Vous n’apprendrés pas sans intérest que ma fille aisnée est accouchée au mois d’octobre d’un garcon qu’elle nourrit, qu’il est fort, qu’il est beau, et que les soins qu’elle lui prodigue ainsi qu’a une petite fille de vingt mois fort gentille, sans la consollér entiérement de la pérte de ses deux premiérs enfans, adoucissent de jour en jour ses regréts; ma fille cadétte n’est point devenuë grosse depuis sa fausse couche, je n’ose lui dire que je n’en suis pas fâché; elle est si delicatte, que j’aime mieux pour elle, point d’enfant que plusieurs, sa santé n’y résisteroit pas. Elle est dans son nouveau ménage son mari aprés avoir demeuré trois ans chés moi, a désiré demeurér chés lui, c’étoit en soi une chose assés ordinaire, nous nous voyons tous les jours, et notre union réciproque est fort grande, mais je n’aime pas mes filles d’un amour commun et nos coeurs ont soufférts de cétte séparation; ma fille aisnée et son mari ne me quitteront jamais, c’est beaucoup d’en avoir consérvé une prés de moi et d’avoir dans un de mes gendre un ami particuliér, mais le coeur surtout quand il est bien tendre est il jamais tout a fait content!

Je compte, non comme vous mon bon papa me retirer tout a fait a la campagne, mais y passér une moitié de l’année au moins; le pays que j’habiterai est solitaire, la nature y est grande et belle; vous sçavés que j’ai toujours été assés sauvage, l’age augmente en moi cette disposition, mes enfans, mes anciens amis, voila ce qu’il me faut; en joignant aux douceurs de l’amitié, l’habitude de divérses occupations que j’ai toujours aimés, sans la nécéssité des affaires, et celle de revoir de tems a autres ceux de mes amis qui ne pourroient me venir voir a cinquante lieuës je vous imiterois volontiér en restant pour la vie aux champs, ou les plaisirs sont peu variés mais purs, les réfléctions moins étenduës, mais douces, ou l’on fait beaucoup de bien avec peu d’argent, ou l’homme enfin est ce qu’il est, ce qu’il doit estre. Adieu mon bon papa si dans vos souvenirs, le mien se retrace quelquefois, songés en mesme temp que je suis de toute vos amies celle qui vous aime le plus tendrement.
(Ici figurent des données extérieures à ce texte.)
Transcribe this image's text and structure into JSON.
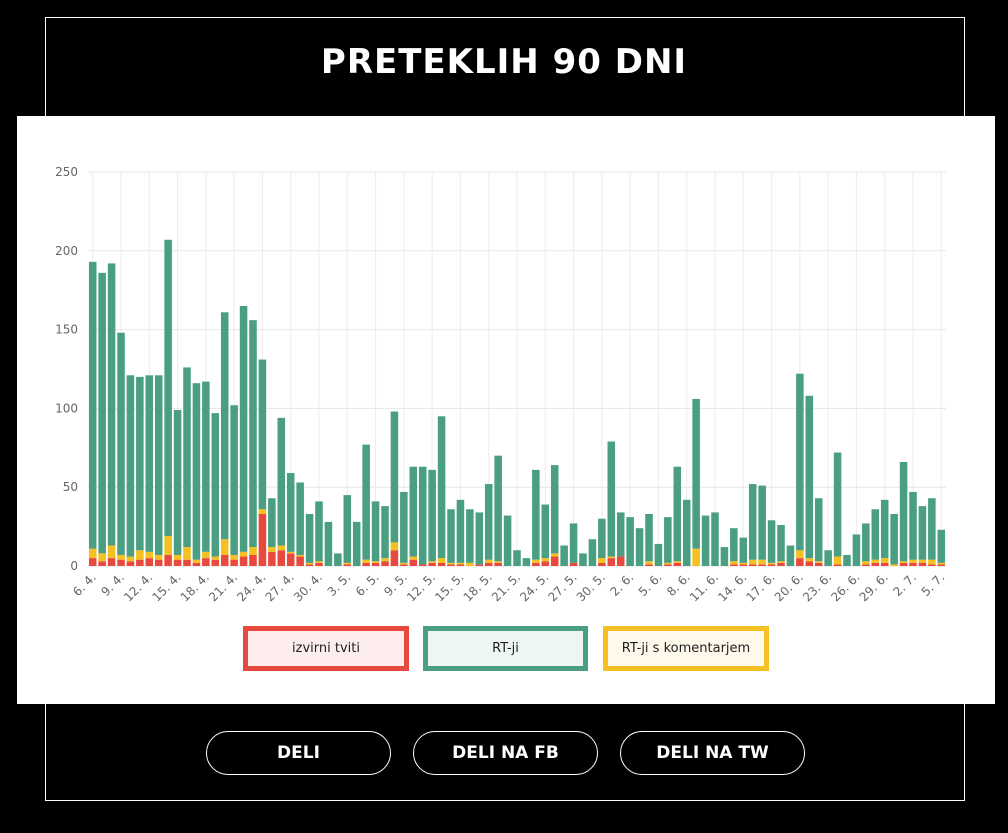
{
  "title": "PRETEKLIH 90 DNI",
  "buttons": [
    "DELI",
    "DELI NA FB",
    "DELI NA TW"
  ],
  "chart_data": {
    "type": "bar",
    "stacked": true,
    "categories": [
      "6. 4.",
      null,
      null,
      "9. 4.",
      null,
      null,
      "12. 4.",
      null,
      null,
      "15. 4.",
      null,
      null,
      "18. 4.",
      null,
      null,
      "21. 4.",
      null,
      null,
      "24. 4.",
      null,
      null,
      "27. 4.",
      null,
      null,
      "30. 4.",
      null,
      null,
      "3. 5.",
      null,
      null,
      "6. 5.",
      null,
      null,
      "9. 5.",
      null,
      null,
      "12. 5.",
      null,
      null,
      "15. 5.",
      null,
      null,
      "18. 5.",
      null,
      null,
      "21. 5.",
      null,
      null,
      "24. 5.",
      null,
      null,
      "27. 5.",
      null,
      null,
      "30. 5.",
      null,
      null,
      "2. 6.",
      null,
      null,
      "5. 6.",
      null,
      null,
      "8. 6.",
      null,
      null,
      "11. 6.",
      null,
      null,
      "14. 6.",
      null,
      null,
      "17. 6.",
      null,
      null,
      "20. 6.",
      null,
      null,
      "23. 6.",
      null,
      null,
      "26. 6.",
      null,
      null,
      "29. 6.",
      null,
      null,
      "2. 7.",
      null,
      null,
      "5. 7."
    ],
    "series": [
      {
        "name": "izvirni tviti",
        "color": "#e8493f",
        "values": [
          5,
          3,
          5,
          4,
          3,
          4,
          5,
          4,
          7,
          4,
          4,
          2,
          5,
          4,
          7,
          4,
          6,
          7,
          33,
          9,
          10,
          8,
          6,
          1,
          2,
          0,
          0,
          1,
          0,
          2,
          2,
          3,
          10,
          1,
          4,
          1,
          2,
          2,
          1,
          1,
          0,
          1,
          2,
          2,
          0,
          0,
          0,
          2,
          3,
          6,
          0,
          2,
          0,
          0,
          2,
          5,
          6,
          0,
          0,
          1,
          0,
          1,
          2,
          0,
          0,
          0,
          0,
          0,
          1,
          1,
          1,
          1,
          1,
          2,
          0,
          5,
          3,
          2,
          0,
          1,
          0,
          0,
          1,
          2,
          2,
          0,
          2,
          2,
          2,
          1,
          1
        ]
      },
      {
        "name": "RT-ji",
        "color": "#4a9e82",
        "values": [
          182,
          178,
          179,
          141,
          115,
          110,
          112,
          114,
          188,
          92,
          114,
          112,
          108,
          91,
          144,
          95,
          156,
          144,
          95,
          31,
          81,
          50,
          46,
          31,
          38,
          28,
          8,
          43,
          28,
          73,
          38,
          33,
          83,
          45,
          57,
          62,
          58,
          90,
          34,
          40,
          34,
          33,
          48,
          67,
          32,
          10,
          5,
          57,
          34,
          56,
          13,
          25,
          8,
          17,
          25,
          73,
          28,
          31,
          24,
          30,
          14,
          29,
          60,
          42,
          95,
          32,
          34,
          12,
          21,
          16,
          48,
          47,
          27,
          23,
          13,
          112,
          103,
          40,
          10,
          66,
          7,
          20,
          24,
          32,
          37,
          32,
          63,
          43,
          34,
          39,
          21
        ]
      },
      {
        "name": "RT-ji s komentarjem",
        "color": "#f5c022",
        "values": [
          6,
          5,
          8,
          3,
          3,
          6,
          4,
          3,
          12,
          3,
          8,
          2,
          4,
          2,
          10,
          3,
          3,
          5,
          3,
          3,
          3,
          1,
          1,
          1,
          1,
          0,
          0,
          1,
          0,
          2,
          1,
          2,
          5,
          1,
          2,
          0,
          1,
          3,
          1,
          1,
          2,
          0,
          2,
          1,
          0,
          0,
          0,
          2,
          2,
          2,
          0,
          0,
          0,
          0,
          3,
          1,
          0,
          0,
          0,
          2,
          0,
          1,
          1,
          0,
          11,
          0,
          0,
          0,
          2,
          1,
          3,
          3,
          1,
          1,
          0,
          5,
          2,
          1,
          0,
          5,
          0,
          0,
          2,
          2,
          3,
          1,
          1,
          2,
          2,
          3,
          1
        ]
      }
    ],
    "ylim": [
      0,
      250
    ],
    "yticks": [
      0,
      50,
      100,
      150,
      200,
      250
    ],
    "grid": true
  }
}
Mes enfans vous offrent hommage et tendrésse, ma petite fille pour me consoller s’il est possible de la pérte de sa soeur connoist et envoye déja des baisérs a votre portrait.

Messieurs sanson, pagin, mon frére, madame des deux ponts que je vois assés souvent lorsqu’elle est a paris, parceque sa fille a épousée l’ami intime de mon gendre aisnée, me chargent tous de ne les pas oubliér prés de vous.
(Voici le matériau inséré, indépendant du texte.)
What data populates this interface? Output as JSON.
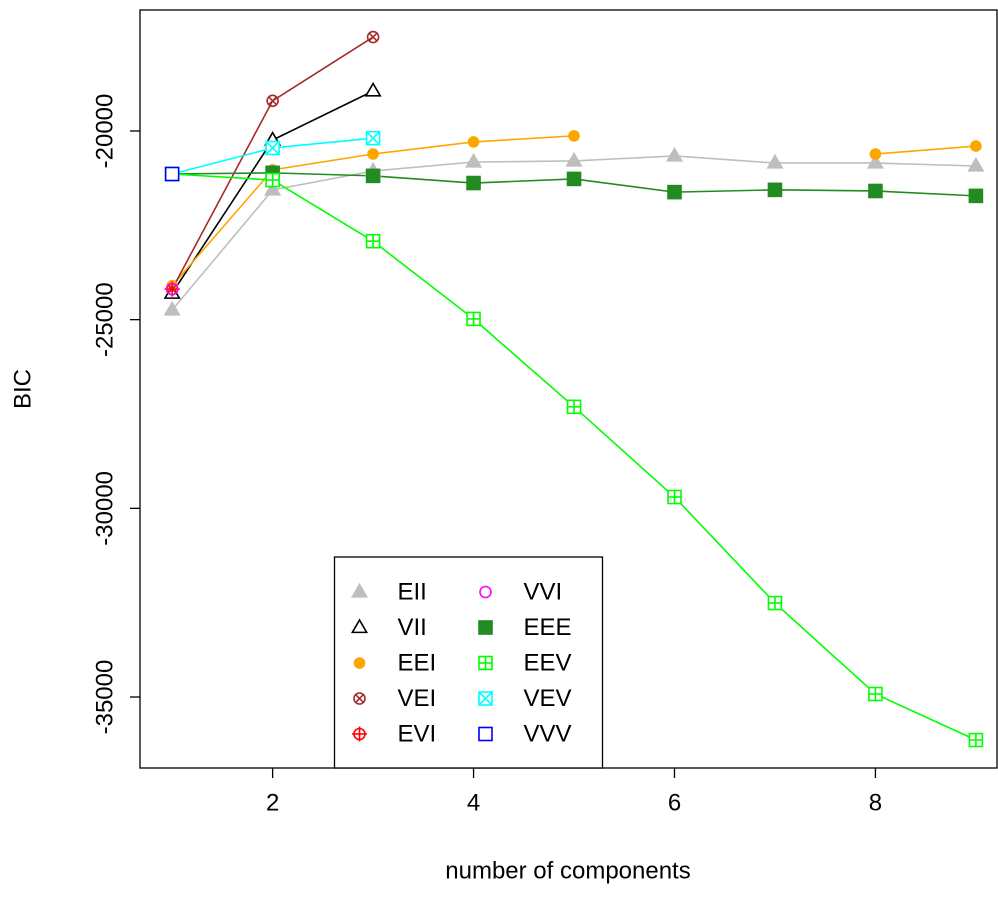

Donnés moi particulierement de vos nouvélles, elles me sont si chéres!

Mon voisin m’a fait voir votre musique gravés en amérique j’ai été fort contente de la gravure qui est nétte, mais le papiér est trop mince; il y a un ou deux airs que j’aurois joués pour mon bon papa qui les aime a ce que m’a dit monsieur le veillard. Cela cause et des regréts et des souvenirs bien doux!